A woman kneeling in a driveway, drinking a Smirnoff Ice.
You can't tell how large this Smirnoff is from the photo, but it's really large (Courtesy of Kaitlyn Tiffany).

Kaitlyn: It was a big day for artificial flavoring. Before most had even put on their sunscreen and settled in, Colin’s very beautiful sister, Amy, was tricked into picking up the biggest bottle of Smirnoff Ice I have ever seen (a cultural practice known as “icing”). She gamely kneeled on the pavement and chugged until everyone agreed she could and should stop. In our first hour at the party, I had the other half of Liz’s bag of Funyuns plus three watermelon Airheads and two Bud Light Limes. I could feel a film over my teeth by 3 o’clock. Then Colin asked if Lizzie and I would like to see a dead cicada he was keeping in a cabinet in his dining room, so we did that. Only when Colin picked it up did I realize that I had not seen a cicada before.

Back outside, I had an andouille sausage with ketchup and onions, a mini cupcake with “unicorn” frosting, several handfuls of Flamin’ Lime Turtle Chips (and of Seaweed Turtle Chips, which were not as good), plus a Modelo, a glass of lemonade, and a slice of the lemon pie. After a couple of Miami Vice novelty shots, I started asking around about Lizzie’s childhood home and how far away it was—might a girl get there on foot?

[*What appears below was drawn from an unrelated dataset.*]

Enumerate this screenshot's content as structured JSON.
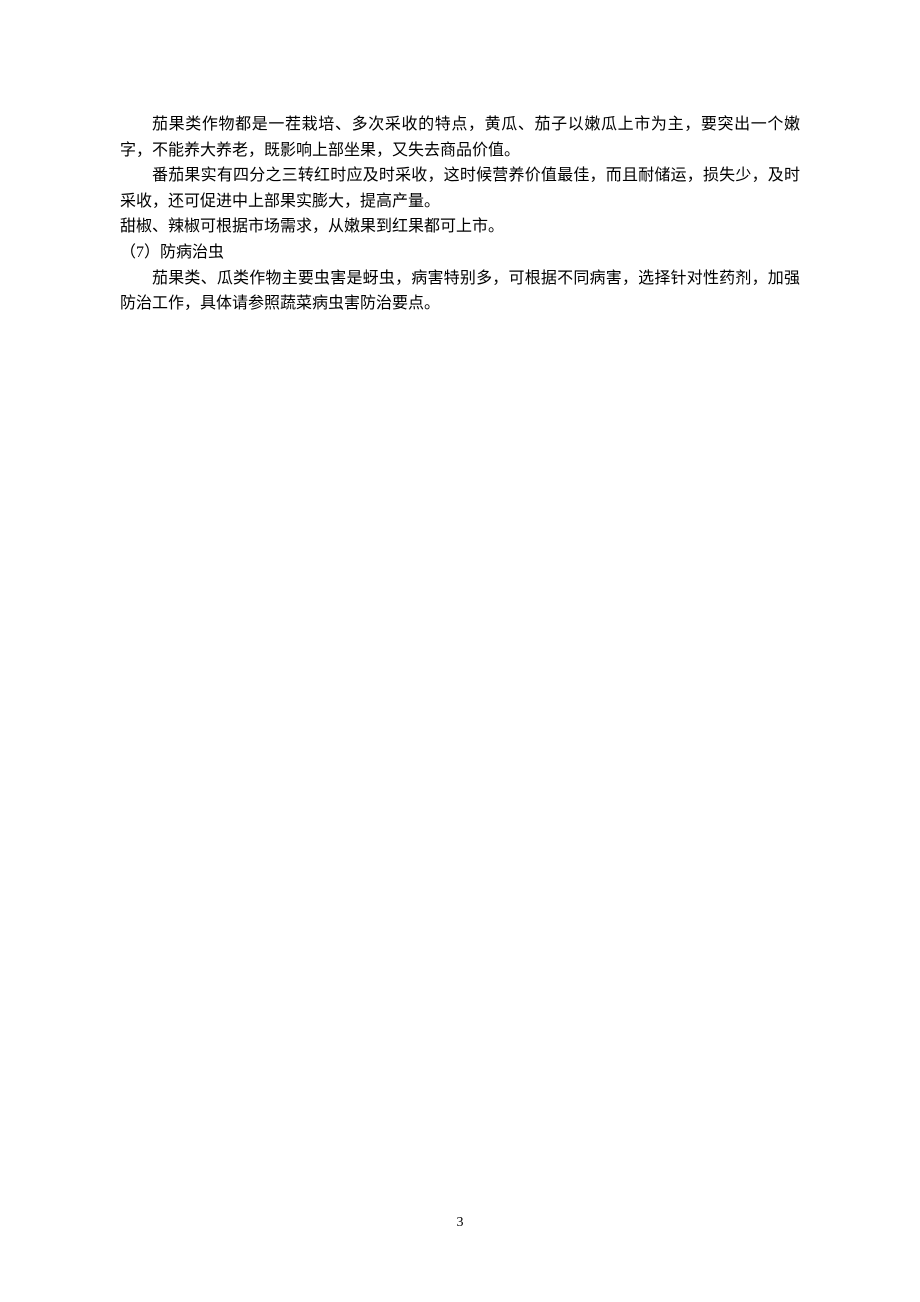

Lizzie: A girl could definitely get there on foot. I don’t know why I was being cagey about my youth—admittedly, this was a real hometown event. I’ve known Colin since first grade, and although I have no concrete memories of my childhood, I’m pretty sure he’s always been able to captivate a room, or a driveway. I laughed until I cried when Colin talked about his diabetic cat Ms. Zibby’s increasingly frantic attempts to eat anything in sight, including a tub of party nuts. I laughed until I cried again when he recounted his experience smoking a synthetic cannabinoid called “Down to Earth Climaxxx” out of a gourd 10 years ago (“I left out of the top of my head”).

Kaitlyn: Colin told us that he has to tape the freezer shut or Zibs will get in there and get into the English muffins! I had never even heard of a cat doing anything like that.

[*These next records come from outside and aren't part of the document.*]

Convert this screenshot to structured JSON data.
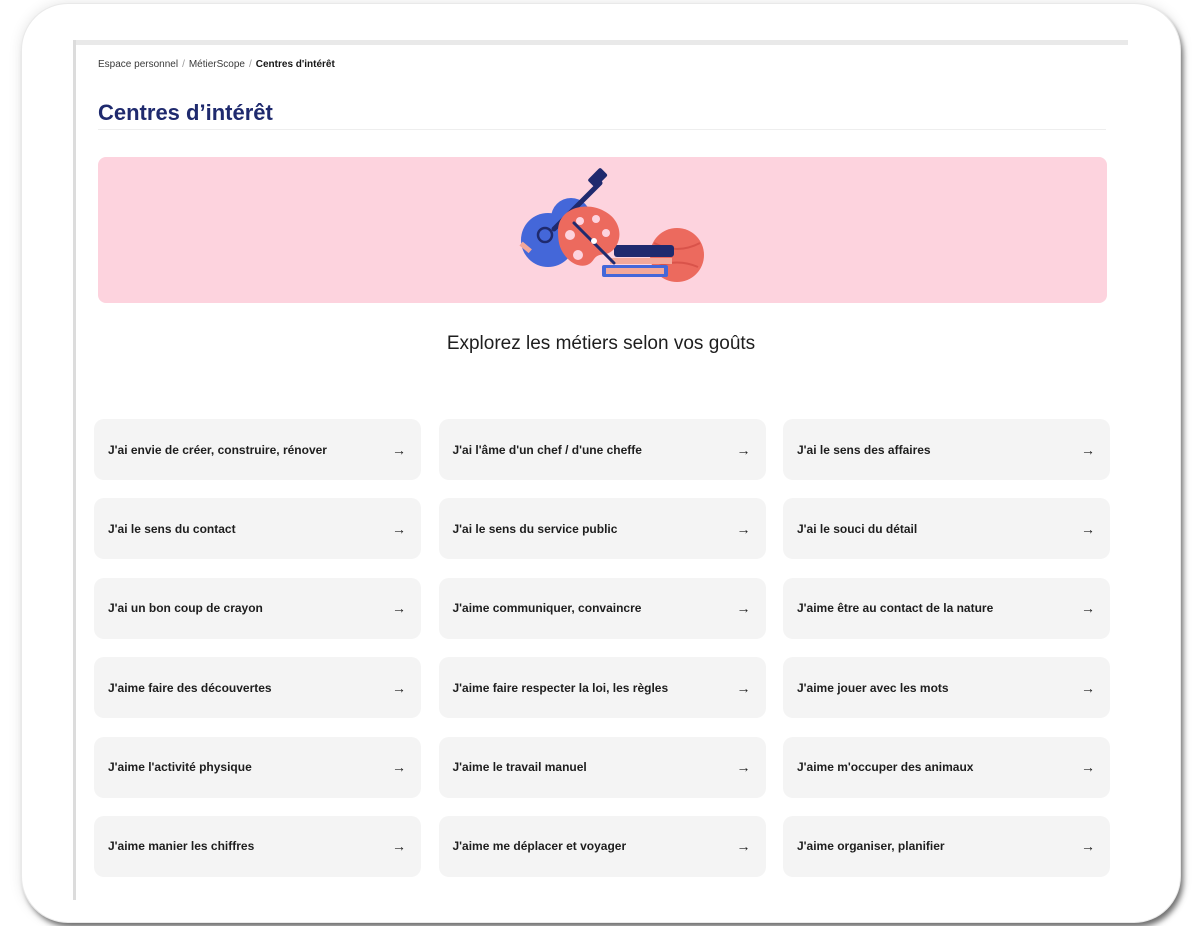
{
  "breadcrumb": {
    "items": [
      "Espace personnel",
      "MétierScope"
    ],
    "current": "Centres d'intérêt"
  },
  "page": {
    "title": "Centres d’intérêt",
    "subtitle": "Explorez les métiers selon vos goûts"
  },
  "banner": {
    "background": "#fdd3de",
    "illustration": "guitar-palette-books-ball-illustration"
  },
  "cards": [
    {
      "label": "J'ai envie de créer, construire, rénover",
      "icon": "arrow-right-icon"
    },
    {
      "label": "J'ai l'âme d'un chef / d'une cheffe",
      "icon": "arrow-right-icon"
    },
    {
      "label": "J'ai le sens des affaires",
      "icon": "arrow-right-icon"
    },
    {
      "label": "J'ai le sens du contact",
      "icon": "arrow-right-icon"
    },
    {
      "label": "J'ai le sens du service public",
      "icon": "arrow-right-icon"
    },
    {
      "label": "J'ai le souci du détail",
      "icon": "arrow-right-icon"
    },
    {
      "label": "J'ai un bon coup de crayon",
      "icon": "arrow-right-icon"
    },
    {
      "label": "J'aime communiquer, convaincre",
      "icon": "arrow-right-icon"
    },
    {
      "label": "J'aime être au contact de la nature",
      "icon": "arrow-right-icon"
    },
    {
      "label": "J'aime faire des découvertes",
      "icon": "arrow-right-icon"
    },
    {
      "label": "J'aime faire respecter la loi, les règles",
      "icon": "arrow-right-icon"
    },
    {
      "label": "J'aime jouer avec les mots",
      "icon": "arrow-right-icon"
    },
    {
      "label": "J'aime l'activité physique",
      "icon": "arrow-right-icon"
    },
    {
      "label": "J'aime le travail manuel",
      "icon": "arrow-right-icon"
    },
    {
      "label": "J'aime m'occuper des animaux",
      "icon": "arrow-right-icon"
    },
    {
      "label": "J'aime manier les chiffres",
      "icon": "arrow-right-icon"
    },
    {
      "label": "J'aime me déplacer et voyager",
      "icon": "arrow-right-icon"
    },
    {
      "label": "J'aime organiser, planifier",
      "icon": "arrow-right-icon"
    }
  ],
  "arrow_glyph": "→",
  "colors": {
    "title": "#1f2a6e",
    "card_background": "#f4f4f4",
    "text": "#1e1e1e"
  }
}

Because of my sheltered childhood, I was also unfamiliar with the concept of “robo-tripping,” which Colin courteously explained at length. He even told me about a Robitussin cocktail called a “Tussi Temple” that, I have to say, it seemed like he made up on the spot. I can’t list them here, but he shared many things that made Lizzie say “Colin!” at a higher pitch than her usual speaking voice. He kept surprising and horrifying her, and in the process delighting her, which was thrilling to watch because she is normally cool as a cucumber. This was the highlight of the party because it felt like a real glimpse into Lizzie’s early life. It was a successful afternoon for me!

After another round of novelty shots—these ones labeled “Buttery Nipple”—I asked for a piece of kielbasa out of a pile that someone was carrying around in his bare hand, which is as good a sign as any that it’s time to head back to the train.

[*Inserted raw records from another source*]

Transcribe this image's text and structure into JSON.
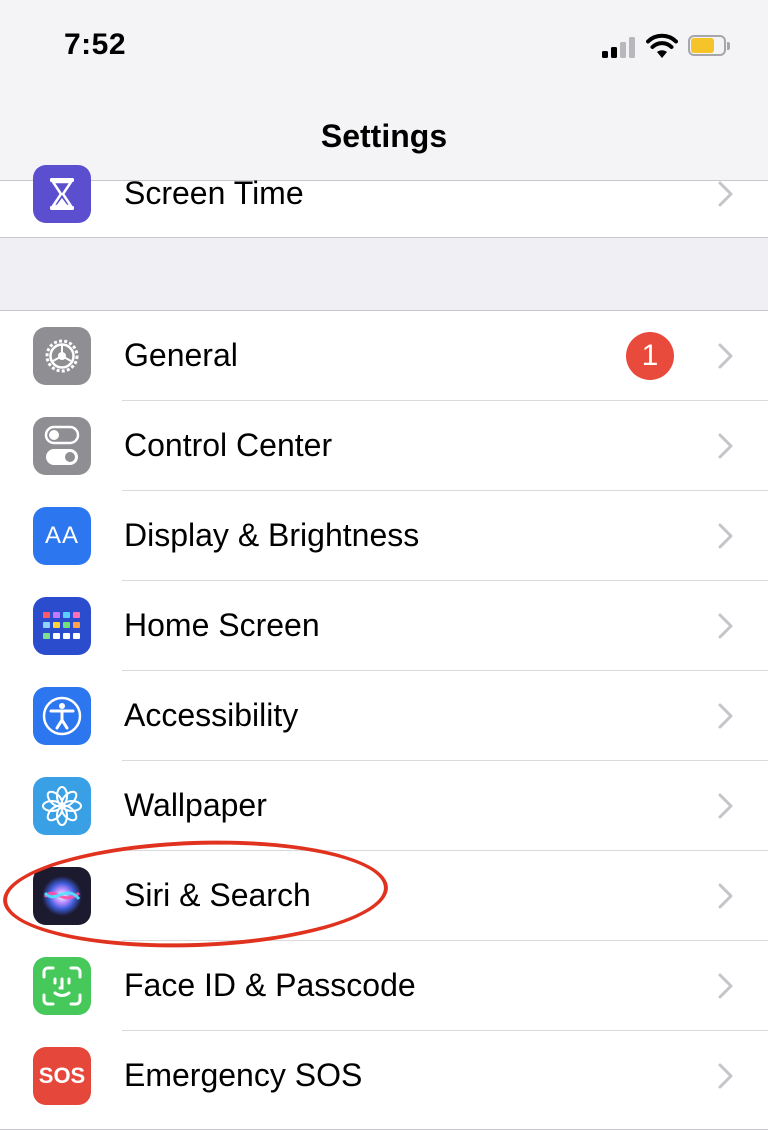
{
  "status_bar": {
    "time": "7:52"
  },
  "nav": {
    "title": "Settings"
  },
  "colors": {
    "accent_badge": "#e84a3b",
    "annotation": "#e0321f",
    "battery": "#f5c428"
  },
  "top_group": [
    {
      "label": "Screen Time",
      "icon": "hourglass-icon",
      "icon_color": "#5b4fcf"
    }
  ],
  "main_group": [
    {
      "label": "General",
      "icon": "gear-icon",
      "icon_color": "#8e8e93",
      "badge": "1"
    },
    {
      "label": "Control Center",
      "icon": "toggle-switches-icon",
      "icon_color": "#8e8e93"
    },
    {
      "label": "Display & Brightness",
      "icon": "text-size-icon",
      "icon_color": "#2c76f0",
      "icon_text": "AA"
    },
    {
      "label": "Home Screen",
      "icon": "app-grid-icon",
      "icon_color": "#2b4ccd"
    },
    {
      "label": "Accessibility",
      "icon": "accessibility-person-icon",
      "icon_color": "#2c76f0"
    },
    {
      "label": "Wallpaper",
      "icon": "flower-icon",
      "icon_color": "#3aa0e6"
    },
    {
      "label": "Siri & Search",
      "icon": "siri-icon",
      "icon_color": "#1b1a2e"
    },
    {
      "label": "Face ID & Passcode",
      "icon": "face-id-icon",
      "icon_color": "#46c85a"
    },
    {
      "label": "Emergency SOS",
      "icon": "sos-icon",
      "icon_color": "#e5473a",
      "icon_text": "SOS"
    }
  ]
}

Lizzie: After Kait and Nathan left, it was more of the same, except darker outside. People started tossing around a watermelon and Colin tried to crush it with his thighs before giving in and using a knife. We ate watermelon and even more sausages and drank salty Modelos into the night, until everyone’s stomach hurt and it was time to go.

Kaitlyn: When we got back to Brooklyn, Lizzie texted to ask how the PATH had treated us on the ride home. I told her everything went fine. Actually, my impractical sandal had slid wildly out from under my foot, leading me to trip. I just barely avoided falling down the stairs of the train platform … to my death? The rest of the way back to our apartment, I walked in the most careful way I knew how, which was by stomping.

I could not shut up. I flung my arms out in front of me while I told Nathan: “Final Destination is a movie about the hubris of youth!”

Lizzie Plaugic is a writer and creative strategist. She lives in New York City.